Sexual hormones regulate the redox status and mitochondrial function in the brain. Pathological implications

Abstract

Compared to other organs, the brain is especially exposed to oxidative stress. In general, brains from young females tend to present lower oxidative damage in comparison to their male counterparts. This has been attributed to higher antioxidant defenses and a better mitochondrial function in females, which has been linked to neuroprotection in this group. However, these differences usually disappear with aging, and the incidence of brain pathologies increases in aged females. Sexual hormones, which suffer a decrease with normal aging, have been proposed as the key factors involved in these gender differences. Here, we provide an overview of redox status and mitochondrial function regulation by sexual hormones and their influence in normal brain aging. Furthermore, we discuss how sexual hormones, as well as phytoestrogens, may play an important role in the development and progression of several brain pathologies, including neurodegenerative diseases such as Alzheimer's and Parkinson's diseases, stroke or brain cancer.

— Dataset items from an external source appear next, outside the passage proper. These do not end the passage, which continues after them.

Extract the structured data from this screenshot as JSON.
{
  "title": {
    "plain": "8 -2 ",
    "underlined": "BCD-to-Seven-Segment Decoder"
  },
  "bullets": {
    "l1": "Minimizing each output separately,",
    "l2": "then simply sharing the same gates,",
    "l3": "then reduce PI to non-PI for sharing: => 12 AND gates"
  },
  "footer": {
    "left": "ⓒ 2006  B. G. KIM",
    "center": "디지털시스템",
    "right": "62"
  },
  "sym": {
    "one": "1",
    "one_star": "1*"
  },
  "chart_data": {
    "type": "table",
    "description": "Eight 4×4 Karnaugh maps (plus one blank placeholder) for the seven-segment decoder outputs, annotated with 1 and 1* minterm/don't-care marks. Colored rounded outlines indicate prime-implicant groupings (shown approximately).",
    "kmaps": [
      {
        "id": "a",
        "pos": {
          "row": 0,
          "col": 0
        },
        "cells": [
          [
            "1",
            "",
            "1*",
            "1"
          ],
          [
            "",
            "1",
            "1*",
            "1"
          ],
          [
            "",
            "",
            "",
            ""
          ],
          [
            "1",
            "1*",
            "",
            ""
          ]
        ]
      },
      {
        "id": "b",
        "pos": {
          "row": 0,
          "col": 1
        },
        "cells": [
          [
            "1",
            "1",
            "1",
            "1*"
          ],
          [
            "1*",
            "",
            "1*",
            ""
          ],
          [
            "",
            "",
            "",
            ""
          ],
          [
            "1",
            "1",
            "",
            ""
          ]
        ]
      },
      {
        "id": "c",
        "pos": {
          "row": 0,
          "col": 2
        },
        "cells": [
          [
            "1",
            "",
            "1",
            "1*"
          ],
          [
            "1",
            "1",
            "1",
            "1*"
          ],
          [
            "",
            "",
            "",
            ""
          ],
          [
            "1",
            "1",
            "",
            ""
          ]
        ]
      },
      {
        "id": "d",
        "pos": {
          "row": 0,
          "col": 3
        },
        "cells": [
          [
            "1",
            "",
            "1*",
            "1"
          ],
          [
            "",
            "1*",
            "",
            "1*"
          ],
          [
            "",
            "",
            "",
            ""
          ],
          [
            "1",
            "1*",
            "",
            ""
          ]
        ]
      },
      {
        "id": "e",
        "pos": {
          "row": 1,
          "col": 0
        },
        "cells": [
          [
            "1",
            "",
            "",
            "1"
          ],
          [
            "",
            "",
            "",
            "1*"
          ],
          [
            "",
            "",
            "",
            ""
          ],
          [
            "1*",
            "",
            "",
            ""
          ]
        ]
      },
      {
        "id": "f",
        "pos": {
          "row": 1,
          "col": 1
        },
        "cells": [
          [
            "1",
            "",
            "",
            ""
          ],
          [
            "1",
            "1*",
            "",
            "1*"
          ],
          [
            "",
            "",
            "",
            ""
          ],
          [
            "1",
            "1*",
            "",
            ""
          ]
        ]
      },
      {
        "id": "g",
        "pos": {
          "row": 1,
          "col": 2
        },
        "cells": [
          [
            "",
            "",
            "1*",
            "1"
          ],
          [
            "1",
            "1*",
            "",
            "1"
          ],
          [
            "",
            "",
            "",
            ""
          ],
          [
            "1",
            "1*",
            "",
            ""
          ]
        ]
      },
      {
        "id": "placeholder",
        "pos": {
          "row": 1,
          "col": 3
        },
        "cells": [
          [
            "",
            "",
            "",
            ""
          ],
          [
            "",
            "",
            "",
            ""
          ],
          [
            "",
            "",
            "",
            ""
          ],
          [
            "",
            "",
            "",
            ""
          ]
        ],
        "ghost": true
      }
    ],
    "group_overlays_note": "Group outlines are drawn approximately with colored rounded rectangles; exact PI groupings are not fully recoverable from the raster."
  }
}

Keywords: Aging; Brain; Mitochondrial function; Redox homeostasis; Sex differences; Sex hormones.

Graphical abstract

Fig. 1

Mechanisms involved in the regulation of redox homeostasis by estradiol. Estradiol can exert its effects by binding to the ERs (ERα or ERβ) or to GPER. Active ERs may bind to the promoter of target genes, which contain an ERE element. Genomic effects include the upregulation of several mitochondrial and metabolic genes, as well as anti-inflammatory and anti-apoptotic genes. Non-genomic effects, such as a reduction of oxidative stress, apoptosis avoidance or anti-inflammatory effects, are mediated through several protein kinases activated by these estrogen receptors.